New Hyde Park, N.Y.-based ProHEALTH Dental and Irvine, Calif.-based Pacific Dental services also launched partnerships with Northwell Health and MemorialCare, respectively, to expand oral health services. 

New Hyde Park, N.Y.-based Northwell Health recently acquired two dental practices in the state and rebranded them as Northwell Health Physician Partners Dental Medicine locations. While Northwell has previously offered dental services in its network, the acquisitions are part of the health system's efforts to expand its ambulatory services, according to David Hirsch, MD, DDS, senior vice president of dental medicine at Northwell.

Dr. Hirsch added that Northwell expects to make more practice acquisitions in the future and add dental services at its hospitals that don't already have them.

"Every patient that has a valve replacement from cardiac surgery needs a clean mouth, otherwise they risk the valve being infected. Every patient that has an organ transplant needs clearance from dental medicine so you don't reject that. Anybody who's going to have a radiation treatment to the head and neck needs clearance from dental medicine. Almost every service in the hospital needs a dental medicine team," Dr. Hirsch said. "Without that, what happens is a patient goes for a transplant or is going to have a valve placed and they're scrambling to try and get the patient to some private dental clinic that can be difficult to get them to and can be very costly. So it's part of the holistic strategy by Northwell, that we can provide the services in an efficient manner so that overall health can be better."

Fountain Valley, Calif.-based MemorialCare and Pacific Dental Services opened their first co-located integrated office in California in December, where services include dental care, oral surgery, family medicine, obstetrics/gynecology and pediatrics. 

The two organizations plan to open at least 25 co-located locations in the next five years.

MemorialCare Medical Foundation CEO David Kim, MD, told Becker's that in just the short time the practice has been open, the organizations have been able to see the impact of providing integrated care in one place, including getting patients to address a part of their care they may have previously been neglecting. He added that in addition to breaking through an increasing number of silos in healthcare, executives are also starting to realize how oral health and overall well-being are connected.

"Thinking about dental care makes sense for a health system to say, I really want to get my arms around [patients'] whole health. How do I do that? Well, it turns out dentistry is much more relevant than we thought," Dr. Kim said. "That's what the data is showing. That's what the dentists have been telling us for a long time. You're starting to see a recognition of that, and then you're starting to see business decisions to drive that and really bring that to life."

Michael Charlton, president and CEO of Atlantic City, N.J.-based AtlantiCare, said the health system is looking to further expand in dentistry once it opens its first dental clinic in February. Like MemorialCare, this is AtlantiCare's first venture into dental services.

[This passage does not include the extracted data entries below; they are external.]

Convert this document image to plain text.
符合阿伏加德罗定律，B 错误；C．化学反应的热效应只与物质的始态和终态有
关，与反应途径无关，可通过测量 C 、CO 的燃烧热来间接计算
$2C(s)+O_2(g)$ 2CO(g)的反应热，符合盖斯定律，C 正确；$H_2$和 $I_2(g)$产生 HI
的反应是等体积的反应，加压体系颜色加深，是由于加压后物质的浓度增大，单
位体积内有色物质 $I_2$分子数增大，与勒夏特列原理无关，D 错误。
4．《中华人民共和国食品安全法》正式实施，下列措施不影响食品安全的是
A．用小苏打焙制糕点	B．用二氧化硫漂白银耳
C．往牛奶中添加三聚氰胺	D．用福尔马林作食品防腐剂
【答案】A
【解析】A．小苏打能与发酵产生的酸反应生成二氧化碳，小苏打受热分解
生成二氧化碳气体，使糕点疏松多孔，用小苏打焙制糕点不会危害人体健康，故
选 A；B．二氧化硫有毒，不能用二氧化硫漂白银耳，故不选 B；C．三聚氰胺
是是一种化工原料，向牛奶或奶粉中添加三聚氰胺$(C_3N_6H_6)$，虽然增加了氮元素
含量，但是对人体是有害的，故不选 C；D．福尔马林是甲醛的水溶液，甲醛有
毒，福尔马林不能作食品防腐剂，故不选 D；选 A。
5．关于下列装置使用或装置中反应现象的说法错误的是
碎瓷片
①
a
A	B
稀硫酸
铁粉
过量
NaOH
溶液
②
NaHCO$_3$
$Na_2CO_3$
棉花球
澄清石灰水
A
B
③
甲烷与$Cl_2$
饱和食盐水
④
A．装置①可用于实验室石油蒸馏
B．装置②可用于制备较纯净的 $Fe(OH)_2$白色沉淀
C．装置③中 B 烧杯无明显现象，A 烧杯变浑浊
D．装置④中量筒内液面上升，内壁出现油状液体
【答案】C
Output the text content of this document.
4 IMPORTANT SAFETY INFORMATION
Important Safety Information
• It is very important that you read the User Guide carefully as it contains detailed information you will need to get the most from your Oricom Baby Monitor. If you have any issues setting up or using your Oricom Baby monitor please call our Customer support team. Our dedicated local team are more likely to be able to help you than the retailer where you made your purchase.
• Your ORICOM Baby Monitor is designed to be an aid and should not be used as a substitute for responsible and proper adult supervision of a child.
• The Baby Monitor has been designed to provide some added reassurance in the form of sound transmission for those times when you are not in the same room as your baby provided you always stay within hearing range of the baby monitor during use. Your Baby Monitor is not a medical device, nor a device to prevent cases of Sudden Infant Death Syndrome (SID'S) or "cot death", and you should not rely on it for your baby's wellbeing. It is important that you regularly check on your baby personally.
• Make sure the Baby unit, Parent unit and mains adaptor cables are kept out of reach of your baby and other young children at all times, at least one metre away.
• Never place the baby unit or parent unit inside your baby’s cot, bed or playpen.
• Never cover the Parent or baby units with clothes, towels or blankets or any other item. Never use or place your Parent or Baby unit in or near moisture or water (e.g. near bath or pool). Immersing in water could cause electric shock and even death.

"We're going to start small. We're gonna start organically, we're going to make sure we're delivering great access, great patient care and great outcomes, and then we'll build the program from there," Mr. Charlton said. "[There is] obviously a great need through the community and there's other parts of the community that would be well-served by this practice for the underinsured and uninsured population. So obviously our aspiration would be to grow this program in those areas where we can have the best impact and make sure that they have the same access as our insured population."

Mr. Charlton said the health system has known about the link between oral health and overall well-being, but the challenge was figuring out how to get started with offering these services.

"The challenge has been how do we get it up and standing? How do we fund it? And then how do we connect it to the rest of the health system?," Mr. Charlton said. "The data is clear, specifically now about cardiovascular disease [and] diabetes, that great oral care taught young [and] persistent through the rest of your life [can] prevent some of these other challenges that you have as you age."